The Vale mine is the largest employer and taxpayer in this region, which is fertile but also visibly damaged from the mining also carried out by other companies. Many of Vale’s 600 workers live in Brumadinho.

“As long as the last victim is missing, the search will go on,” says Lieutenant Ocimar Andrade, head of the local civil defence authority.

After the dam burst. Photo: guil.com

Together with the fire department he is in charge of the search operations. “The search currently is concentrated on the Vale building at the mine. That is where most of the dead were,” he said.

Many Vale employees were eating lunch in the canteen when the dam, located higher up, burst.

The mudslide took the lives of five members of Adriano Dias Barbosa’s family. Deep in thought, he stands at the freshly-painted church Nossa Senhora das Dores in Corrego do Feijao.

Following the catastrophe, the church initially served as the operational heaquarters for the fire department. Helicopters carrying corpses had landed on the church lawn. From there, the bodies were taken to Minas Gerais’s capital Belo Horizonte for identification.

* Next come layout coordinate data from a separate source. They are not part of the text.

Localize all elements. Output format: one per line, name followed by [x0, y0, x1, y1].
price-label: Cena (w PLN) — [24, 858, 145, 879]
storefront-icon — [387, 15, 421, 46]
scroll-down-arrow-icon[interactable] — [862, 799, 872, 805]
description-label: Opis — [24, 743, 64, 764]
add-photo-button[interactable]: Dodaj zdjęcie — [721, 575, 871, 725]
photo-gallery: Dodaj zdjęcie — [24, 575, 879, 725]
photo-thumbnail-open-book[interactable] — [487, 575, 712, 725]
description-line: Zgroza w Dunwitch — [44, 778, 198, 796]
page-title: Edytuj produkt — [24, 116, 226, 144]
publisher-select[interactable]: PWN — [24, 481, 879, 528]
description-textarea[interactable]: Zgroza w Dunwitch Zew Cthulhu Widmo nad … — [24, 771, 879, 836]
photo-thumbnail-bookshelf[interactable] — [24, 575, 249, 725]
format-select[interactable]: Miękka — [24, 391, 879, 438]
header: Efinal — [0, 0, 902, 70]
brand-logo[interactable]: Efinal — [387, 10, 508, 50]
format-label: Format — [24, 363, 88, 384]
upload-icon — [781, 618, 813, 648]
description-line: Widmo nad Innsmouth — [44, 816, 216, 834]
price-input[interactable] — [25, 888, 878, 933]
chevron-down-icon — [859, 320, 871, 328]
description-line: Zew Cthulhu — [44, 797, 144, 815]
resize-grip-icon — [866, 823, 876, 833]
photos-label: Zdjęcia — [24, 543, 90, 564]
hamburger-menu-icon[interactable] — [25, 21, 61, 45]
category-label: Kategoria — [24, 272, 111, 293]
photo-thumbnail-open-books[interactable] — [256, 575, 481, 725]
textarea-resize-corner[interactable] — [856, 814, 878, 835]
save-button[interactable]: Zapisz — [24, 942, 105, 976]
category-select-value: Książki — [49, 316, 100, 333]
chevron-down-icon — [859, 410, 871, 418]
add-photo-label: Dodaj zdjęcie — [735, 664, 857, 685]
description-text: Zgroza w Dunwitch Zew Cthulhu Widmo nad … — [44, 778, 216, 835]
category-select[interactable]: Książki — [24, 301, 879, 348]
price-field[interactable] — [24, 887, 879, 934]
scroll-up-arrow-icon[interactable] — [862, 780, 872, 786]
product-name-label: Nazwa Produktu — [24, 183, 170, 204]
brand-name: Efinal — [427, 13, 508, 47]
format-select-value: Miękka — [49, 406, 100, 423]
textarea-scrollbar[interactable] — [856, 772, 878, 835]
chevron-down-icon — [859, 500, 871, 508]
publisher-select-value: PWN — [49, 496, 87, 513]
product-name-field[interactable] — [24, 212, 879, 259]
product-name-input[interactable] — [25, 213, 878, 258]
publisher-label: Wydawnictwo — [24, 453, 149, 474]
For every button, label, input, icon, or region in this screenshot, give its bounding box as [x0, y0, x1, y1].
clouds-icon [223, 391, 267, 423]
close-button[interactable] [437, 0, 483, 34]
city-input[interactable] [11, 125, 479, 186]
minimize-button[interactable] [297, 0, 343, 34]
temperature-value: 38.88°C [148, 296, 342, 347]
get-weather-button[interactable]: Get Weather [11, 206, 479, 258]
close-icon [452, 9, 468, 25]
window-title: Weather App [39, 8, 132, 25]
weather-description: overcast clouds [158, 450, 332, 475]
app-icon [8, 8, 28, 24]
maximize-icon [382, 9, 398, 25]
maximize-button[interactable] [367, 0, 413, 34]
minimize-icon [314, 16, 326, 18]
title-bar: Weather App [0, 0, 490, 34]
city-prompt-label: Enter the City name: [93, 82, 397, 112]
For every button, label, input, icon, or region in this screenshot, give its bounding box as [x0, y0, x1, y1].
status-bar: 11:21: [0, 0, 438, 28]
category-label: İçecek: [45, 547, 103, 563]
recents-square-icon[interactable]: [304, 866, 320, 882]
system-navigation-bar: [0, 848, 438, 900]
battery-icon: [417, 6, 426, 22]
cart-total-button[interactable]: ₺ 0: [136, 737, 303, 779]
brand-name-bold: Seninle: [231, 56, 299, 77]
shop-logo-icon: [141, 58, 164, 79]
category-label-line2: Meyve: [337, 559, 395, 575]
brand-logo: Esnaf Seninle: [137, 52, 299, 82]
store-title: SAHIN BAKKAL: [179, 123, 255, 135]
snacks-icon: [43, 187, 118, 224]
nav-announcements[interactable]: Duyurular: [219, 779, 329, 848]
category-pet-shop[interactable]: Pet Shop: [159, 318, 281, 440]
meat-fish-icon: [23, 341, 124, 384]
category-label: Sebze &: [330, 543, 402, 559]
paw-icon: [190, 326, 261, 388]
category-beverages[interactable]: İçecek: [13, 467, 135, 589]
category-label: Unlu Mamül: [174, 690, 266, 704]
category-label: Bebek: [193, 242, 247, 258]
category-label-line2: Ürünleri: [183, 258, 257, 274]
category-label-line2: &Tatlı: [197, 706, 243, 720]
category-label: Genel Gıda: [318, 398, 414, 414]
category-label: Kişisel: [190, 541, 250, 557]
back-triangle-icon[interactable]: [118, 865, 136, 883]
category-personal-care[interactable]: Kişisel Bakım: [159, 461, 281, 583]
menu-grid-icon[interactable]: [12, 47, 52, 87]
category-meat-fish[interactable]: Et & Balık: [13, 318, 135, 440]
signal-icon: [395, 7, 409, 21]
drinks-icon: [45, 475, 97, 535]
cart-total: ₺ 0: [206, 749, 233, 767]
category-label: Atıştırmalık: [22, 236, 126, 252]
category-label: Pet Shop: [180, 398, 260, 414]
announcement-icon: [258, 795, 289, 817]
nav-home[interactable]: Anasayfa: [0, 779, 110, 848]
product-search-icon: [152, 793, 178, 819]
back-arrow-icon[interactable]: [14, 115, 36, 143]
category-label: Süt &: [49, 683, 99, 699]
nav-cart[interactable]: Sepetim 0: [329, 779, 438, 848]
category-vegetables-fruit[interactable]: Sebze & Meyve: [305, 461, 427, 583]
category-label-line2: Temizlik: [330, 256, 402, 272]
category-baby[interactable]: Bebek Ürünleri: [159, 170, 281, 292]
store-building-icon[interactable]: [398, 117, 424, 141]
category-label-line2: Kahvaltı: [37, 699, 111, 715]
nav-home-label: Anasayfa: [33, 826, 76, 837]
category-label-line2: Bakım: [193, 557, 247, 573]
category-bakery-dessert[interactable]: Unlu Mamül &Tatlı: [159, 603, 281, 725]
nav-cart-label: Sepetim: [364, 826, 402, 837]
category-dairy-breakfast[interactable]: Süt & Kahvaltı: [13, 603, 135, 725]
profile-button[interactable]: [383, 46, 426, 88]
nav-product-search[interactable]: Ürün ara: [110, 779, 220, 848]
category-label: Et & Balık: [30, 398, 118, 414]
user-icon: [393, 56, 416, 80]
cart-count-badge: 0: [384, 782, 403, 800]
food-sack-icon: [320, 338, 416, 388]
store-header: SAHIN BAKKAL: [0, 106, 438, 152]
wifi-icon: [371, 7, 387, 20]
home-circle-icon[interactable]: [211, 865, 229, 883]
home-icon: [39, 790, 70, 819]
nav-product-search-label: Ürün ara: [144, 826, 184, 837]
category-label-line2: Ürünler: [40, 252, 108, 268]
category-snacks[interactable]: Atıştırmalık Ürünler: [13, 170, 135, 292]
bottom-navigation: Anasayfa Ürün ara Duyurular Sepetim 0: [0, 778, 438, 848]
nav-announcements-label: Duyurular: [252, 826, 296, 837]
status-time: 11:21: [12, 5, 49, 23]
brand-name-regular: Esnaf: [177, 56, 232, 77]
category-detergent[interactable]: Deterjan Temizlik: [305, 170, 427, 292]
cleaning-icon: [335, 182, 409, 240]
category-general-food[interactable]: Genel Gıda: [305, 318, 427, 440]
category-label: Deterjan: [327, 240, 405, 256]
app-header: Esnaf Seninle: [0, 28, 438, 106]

The church got a fresh lick of paint as a gesture of gratitude. But looking at it is of no comfort to Dias Barbosa. “They should have done much more earlier on,” he says bitterly, adding that Vale and politicians never cared about the people working at the mine.

One person who for years had been battling the negative effects of mining in Brumadinho, such as contaminated water, was Ka Ribas, together with his movement “Water and mountains from Casa Branca.”

The mountains, he notes, store a great deal of water thanks to their geological structure, and in fact several rivers spring from them.

“We first learned last November of the risk that the dam up there could break,” the 48-year-old recalls. “When it then happened two months later, we could only cry.”

According to the civil defence authority, some 1,500 people were directly affected by the catastrophe. But hotel and restaurant owners are also suffering as tourism has declined since the tragedy.

Minas Gerais state justice authorities are investigating several Vale employees and a subsidiary of the German technical inspection company, Tuev Sued, which twice in 2018 had attested to the stability of the dam.

Chief prosecutor William Coelho told dpa that preliminary findings indicated that Vale, Tuev Sued and other inspection companies had, at least as late as November 2018, been aware of soil liquefaction at the dam.

“This type of dam was the cheaper, but more risky, variant,” civil defence official Andrade said. In the wake of this catastrophe, dams of this type must be taken out of action in Minais Gerais by 2021.

Vale aims to pay every resident of Brumadhinho some emergency relief money. The first residents of Corrego do Feijao and Parque da Cachoeira recently received their payments. Compensation is also to be paid for the loss of businesses and farms, as well as to relatives of the victims.

The company is also providing water and food every day and has taken measures to prevent the contaminated waters of the Paraopeba River, now mostly regarded as biologically dead, from reaching other streams.

For many people, the money is no comfort. “I would trade the 100,000 reals (25,880 dollars) from Vale if I could be here with my husband again,” Oliveira Costa says.

“We had a house, two cars and were happy. Everything is gone.” Asked what she now wishes for, she says: “That Vale and all the others involved will finally take responsibility for all this.”